The only Chinese official ready to come on record, Liang Wengtiao of the Chinese commerce ministry, on the disparate quality of trade — India’s trade basket is weighted down considerably by iron ore exports, while China’s basket consists largely of finished goods to India — pointed out that Indian companies needed to be far more enterprising if they wanted to penetrate the Chinese market.
“Indian companies are only complaining,” Liang said, unlike their Western counterparts, although there is a level playing field for all parties. He pointed out that if Indian pharmaceutical companies wanted access to China’s large market and struggled to move through the opaque Chinese bureaucracy, they only had to take a leaf out of what their Western counterparts were doing.

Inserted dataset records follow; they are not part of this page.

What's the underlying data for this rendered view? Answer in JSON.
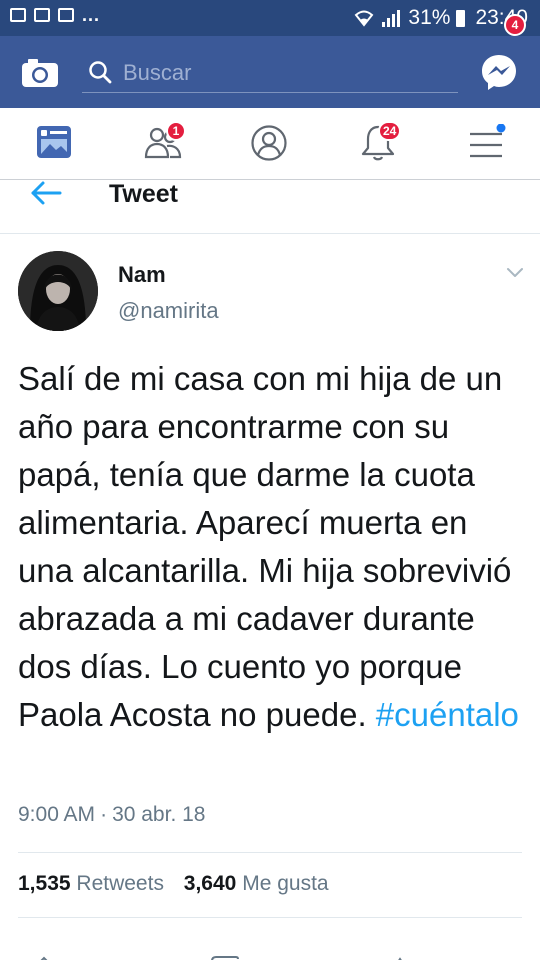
{
  "status_bar": {
    "notification_dots": "...",
    "battery": "31%",
    "time": "23:40"
  },
  "fb_bar": {
    "search_placeholder": "Buscar",
    "messenger_badge": "4"
  },
  "tabs": {
    "friend_requests_badge": "1",
    "notifications_badge": "24"
  },
  "tweet_header": {
    "title": "Tweet"
  },
  "tweet": {
    "author_name": "Nam",
    "author_handle": "@namirita",
    "text": "Salí de mi casa con mi hija de un año para encontrarme con su papá, tenía que darme la cuota alimentaria. Aparecí muerta en una alcantarilla. Mi hija sobrevivió abrazada a mi cadaver durante dos días. Lo cuento yo porque Paola Acosta no puede. ",
    "hashtag": "#cuéntalo",
    "time": "9:00 AM",
    "separator": "·",
    "date": "30 abr. 18",
    "retweets_count": "1,535",
    "retweets_label": "Retweets",
    "likes_count": "3,640",
    "likes_label": "Me gusta"
  },
  "colors": {
    "fb_blue": "#3b5998",
    "status_blue": "#29487d",
    "twitter_blue": "#1da1f2",
    "badge_red": "#e41e3f",
    "secondary_text": "#657786"
  }
}
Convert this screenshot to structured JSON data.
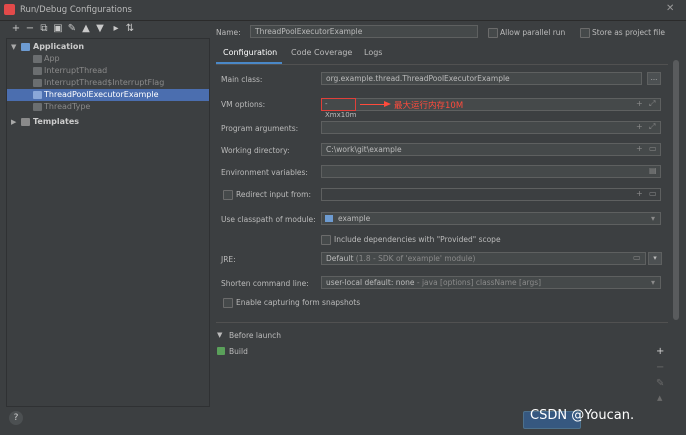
{
  "window": {
    "title": "Run/Debug Configurations"
  },
  "toolbar": {
    "icons": [
      "plus-icon",
      "minus-icon",
      "copy-icon",
      "save-icon",
      "wrench-icon",
      "arrow-up-icon",
      "arrow-down-icon",
      "folder-icon",
      "sort-icon"
    ],
    "glyphs": [
      "+",
      "−",
      "⧉",
      "▣",
      "✎",
      "▲",
      "▼",
      "▸",
      "⇅"
    ]
  },
  "tree": {
    "application_label": "Application",
    "items": [
      {
        "label": "App",
        "selected": false
      },
      {
        "label": "InterruptThread",
        "selected": false
      },
      {
        "label": "InterruptThread$InterruptFlag",
        "selected": false
      },
      {
        "label": "ThreadPoolExecutorExample",
        "selected": true
      },
      {
        "label": "ThreadType",
        "selected": false
      }
    ],
    "templates_label": "Templates"
  },
  "header": {
    "name_label": "Name:",
    "name_value": "ThreadPoolExecutorExample",
    "allow_parallel_label": "Allow parallel run",
    "store_project_label": "Store as project file"
  },
  "tabs": [
    "Configuration",
    "Code Coverage",
    "Logs"
  ],
  "form": {
    "main_class_label": "Main class:",
    "main_class_value": "org.example.thread.ThreadPoolExecutorExample",
    "vm_options_label": "VM options:",
    "vm_options_value": "-Xmx10m",
    "annotation_text": "最大运行内存10M",
    "program_args_label": "Program arguments:",
    "working_dir_label": "Working directory:",
    "working_dir_value": "C:\\work\\git\\example",
    "env_vars_label": "Environment variables:",
    "redirect_input_label": "Redirect input from:",
    "classpath_label": "Use classpath of module:",
    "classpath_value": "example",
    "include_deps_label": "Include dependencies with \"Provided\" scope",
    "jre_label": "JRE:",
    "jre_value": "Default",
    "jre_hint": "(1.8 - SDK of 'example' module)",
    "shorten_label": "Shorten command line:",
    "shorten_value": "user-local default: none",
    "shorten_hint": "- java [options] className [args]",
    "capture_label": "Enable capturing form snapshots"
  },
  "before_launch": {
    "label": "Before launch",
    "build_label": "Build"
  },
  "watermark": "CSDN @Youcan.",
  "help_glyph": "?"
}
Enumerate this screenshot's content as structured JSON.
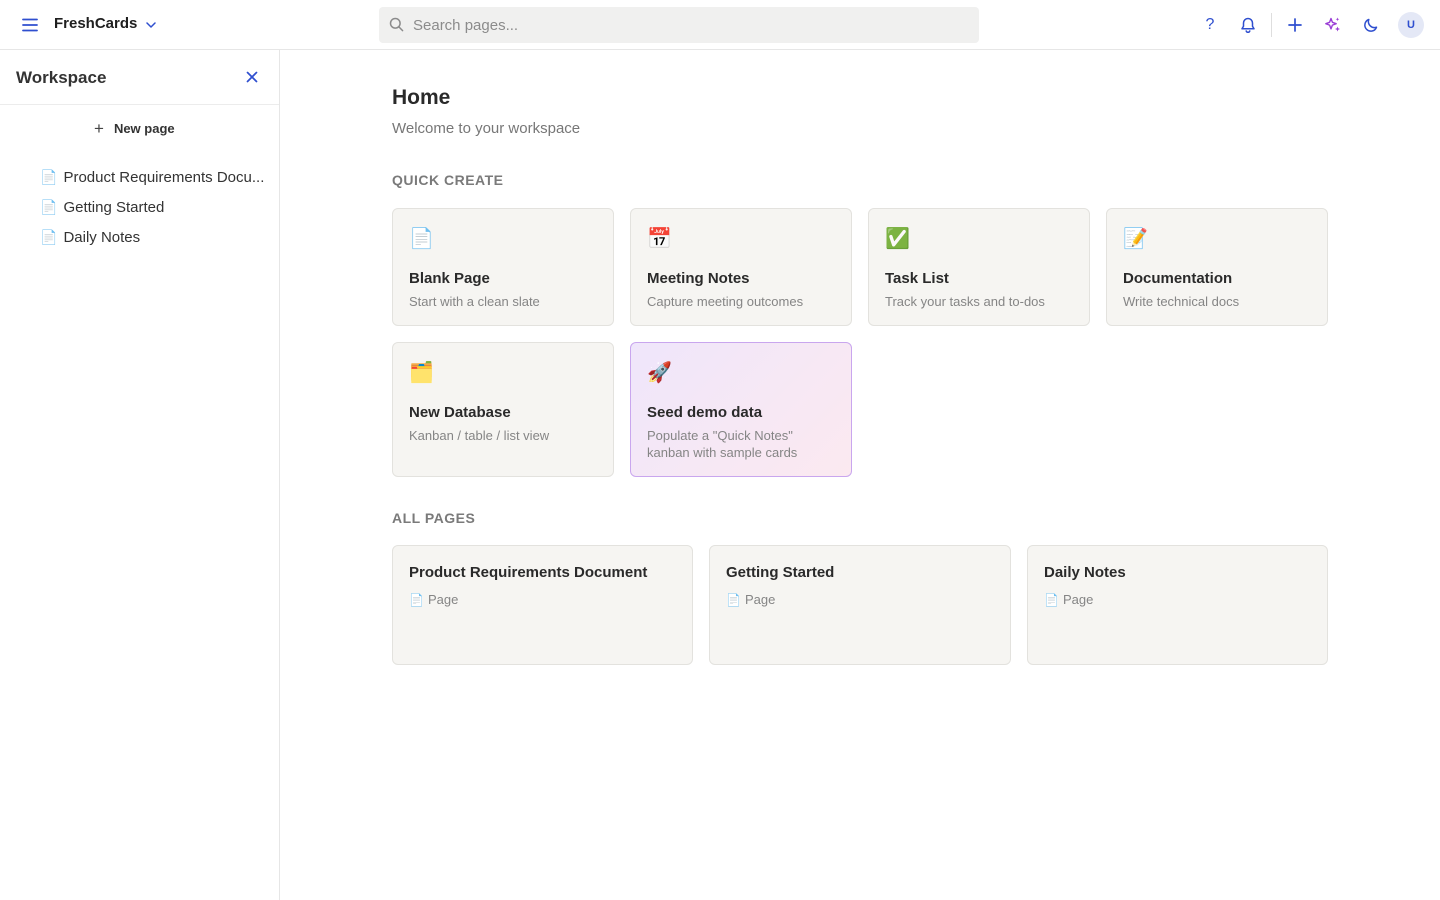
{
  "app": {
    "title": "FreshCards"
  },
  "search": {
    "placeholder": "Search pages..."
  },
  "topbar": {
    "help_label": "?",
    "avatar_initial": "U"
  },
  "sidebar": {
    "title": "Workspace",
    "new_page_label": "New page",
    "items": [
      {
        "icon": "📄",
        "label": "Product Requirements Docu..."
      },
      {
        "icon": "📄",
        "label": "Getting Started"
      },
      {
        "icon": "📄",
        "label": "Daily Notes"
      }
    ]
  },
  "main": {
    "title": "Home",
    "subtitle": "Welcome to your workspace",
    "quick_create_heading": "QUICK CREATE",
    "quick_create": [
      {
        "emoji": "📄",
        "title": "Blank Page",
        "desc": "Start with a clean slate"
      },
      {
        "emoji": "📅",
        "title": "Meeting Notes",
        "desc": "Capture meeting outcomes"
      },
      {
        "emoji": "✅",
        "title": "Task List",
        "desc": "Track your tasks and to-dos"
      },
      {
        "emoji": "📝",
        "title": "Documentation",
        "desc": "Write technical docs"
      },
      {
        "emoji": "🗂️",
        "title": "New Database",
        "desc": "Kanban / table / list view"
      },
      {
        "emoji": "🚀",
        "title": "Seed demo data",
        "desc": "Populate a \"Quick Notes\" kanban with sample cards"
      }
    ],
    "all_pages_heading": "ALL PAGES",
    "pages": [
      {
        "title": "Product Requirements Document",
        "icon": "📄",
        "type": "Page"
      },
      {
        "title": "Getting Started",
        "icon": "📄",
        "type": "Page"
      },
      {
        "title": "Daily Notes",
        "icon": "📄",
        "type": "Page"
      }
    ]
  },
  "colors": {
    "accent": "#2f4fcf",
    "sparkle": "#9b3fd6",
    "seed_border": "#c9a6ee"
  }
}
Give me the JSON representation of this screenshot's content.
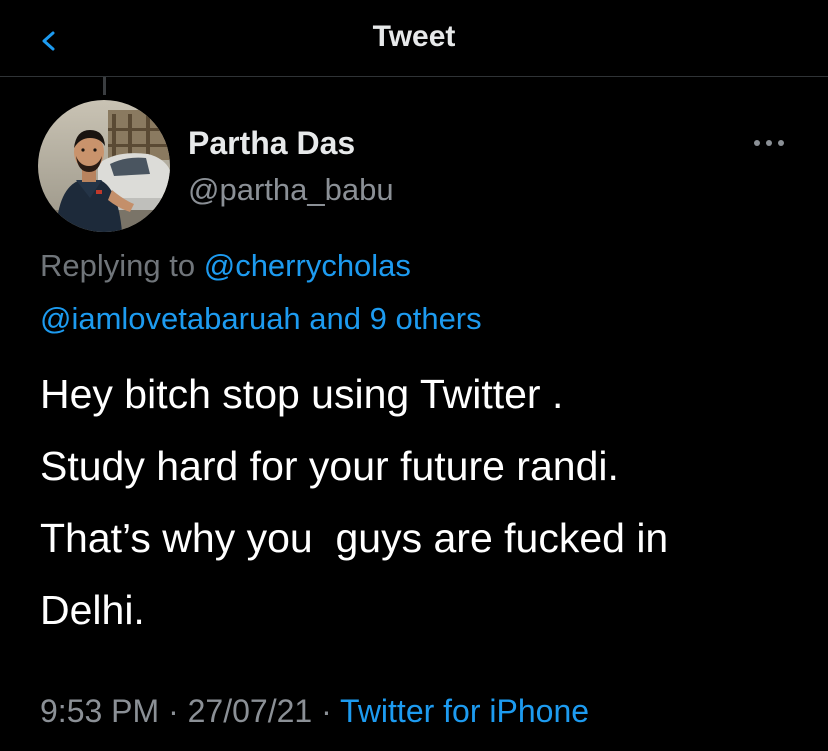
{
  "header": {
    "title": "Tweet",
    "back_icon": "chevron-left-icon"
  },
  "author": {
    "display_name": "Partha Das",
    "handle": "@partha_babu",
    "avatar": "profile-photo"
  },
  "more_icon": "more-horizontal-icon",
  "reply": {
    "prefix": "Replying to ",
    "mention_1": "@cherrycholas",
    "mention_2": "@iamlovetabaruah",
    "and_others": " and 9 others"
  },
  "tweet": {
    "lines": [
      "Hey bitch stop using Twitter .",
      "Study hard for your future randi.",
      "That’s why you  guys are fucked in",
      "Delhi."
    ]
  },
  "meta": {
    "time": "9:53 PM",
    "sep1": " · ",
    "date": "27/07/21",
    "sep2": " · ",
    "source": "Twitter for iPhone"
  },
  "colors": {
    "background": "#000000",
    "text": "#ffffff",
    "muted": "#8b9096",
    "link": "#1d9bf0"
  }
}
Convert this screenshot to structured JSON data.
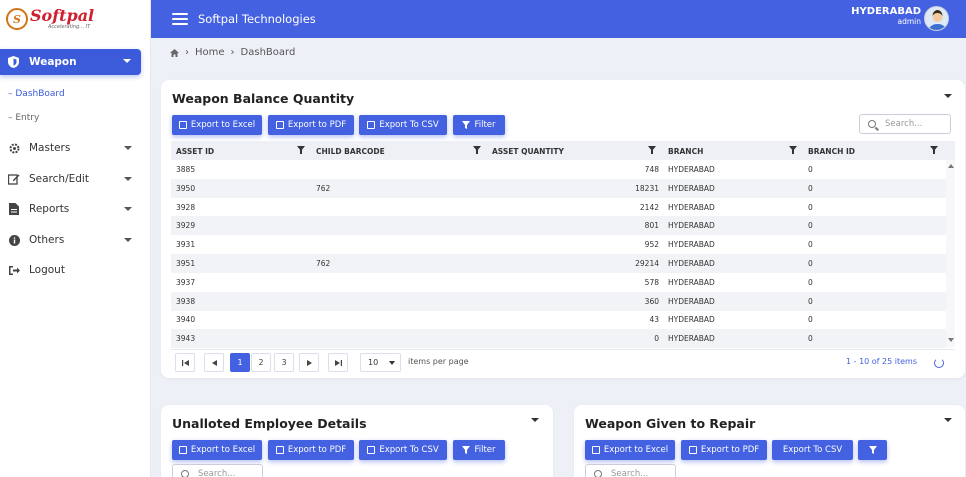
{
  "logo": {
    "name": "Softpal",
    "tagline": "Accelerating... IT"
  },
  "sidebar": {
    "active": {
      "label": "Weapon"
    },
    "sub": [
      "DashBoard",
      "Entry"
    ],
    "items": [
      {
        "label": "Masters",
        "icon": "gear-icon",
        "caret": true
      },
      {
        "label": "Search/Edit",
        "icon": "edit-icon",
        "caret": true
      },
      {
        "label": "Reports",
        "icon": "document-icon",
        "caret": true
      },
      {
        "label": "Others",
        "icon": "info-icon",
        "caret": true
      },
      {
        "label": "Logout",
        "icon": "logout-icon",
        "caret": false
      }
    ]
  },
  "topbar": {
    "company": "Softpal Technologies",
    "city": "HYDERABAD",
    "role": "admin"
  },
  "breadcrumb": {
    "home": "Home",
    "current": "DashBoard"
  },
  "balance": {
    "title": "Weapon Balance Quantity",
    "buttons": {
      "excel": "Export to Excel",
      "pdf": "Export to PDF",
      "csv": "Export To CSV",
      "filter": "Filter"
    },
    "search_placeholder": "Search...",
    "columns": [
      "ASSET ID",
      "CHILD BARCODE",
      "ASSET QUANTITY",
      "BRANCH",
      "BRANCH ID"
    ],
    "rows": [
      [
        "3885",
        "",
        "748",
        "HYDERABAD",
        "0"
      ],
      [
        "3950",
        "762",
        "18231",
        "HYDERABAD",
        "0"
      ],
      [
        "3928",
        "",
        "2142",
        "HYDERABAD",
        "0"
      ],
      [
        "3929",
        "",
        "801",
        "HYDERABAD",
        "0"
      ],
      [
        "3931",
        "",
        "952",
        "HYDERABAD",
        "0"
      ],
      [
        "3951",
        "762",
        "29214",
        "HYDERABAD",
        "0"
      ],
      [
        "3937",
        "",
        "578",
        "HYDERABAD",
        "0"
      ],
      [
        "3938",
        "",
        "360",
        "HYDERABAD",
        "0"
      ],
      [
        "3940",
        "",
        "43",
        "HYDERABAD",
        "0"
      ],
      [
        "3943",
        "",
        "0",
        "HYDERABAD",
        "0"
      ]
    ],
    "pager": {
      "pages": [
        "1",
        "2",
        "3"
      ],
      "page_size": "10",
      "per_page_label": "items per page",
      "info": "1 - 10 of 25 items"
    }
  },
  "unalloted": {
    "title": "Unalloted Employee Details",
    "buttons": {
      "excel": "Export to Excel",
      "pdf": "Export to PDF",
      "csv": "Export To CSV",
      "filter": "Filter"
    },
    "search_placeholder": "Search..."
  },
  "repair": {
    "title": "Weapon Given to Repair",
    "buttons": {
      "excel": "Export to Excel",
      "pdf": "Export to PDF",
      "csv": "Export To CSV"
    },
    "search_placeholder": "Search..."
  },
  "colors": {
    "primary": "#4361e0",
    "active": "#3b5bdb",
    "brand": "#d01f2f"
  }
}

Western pharma companies had employed “hundreds of staff and lawyers” to wade through the complex registration procedures, while Indian companies were content with “only a representative office and one or two people as staff,” Liang said.
Indian government officials said the Chinese comments were “a wake-up call” to Indian business trying to make money in China, and that unless these businessmen became much more pushy and enterprising they would not only be out-manouevred at their own game by their Western counterparts, but also not able to resist the march of Chinese traders and investors seeking to flood the Indian market with much cheaper goods.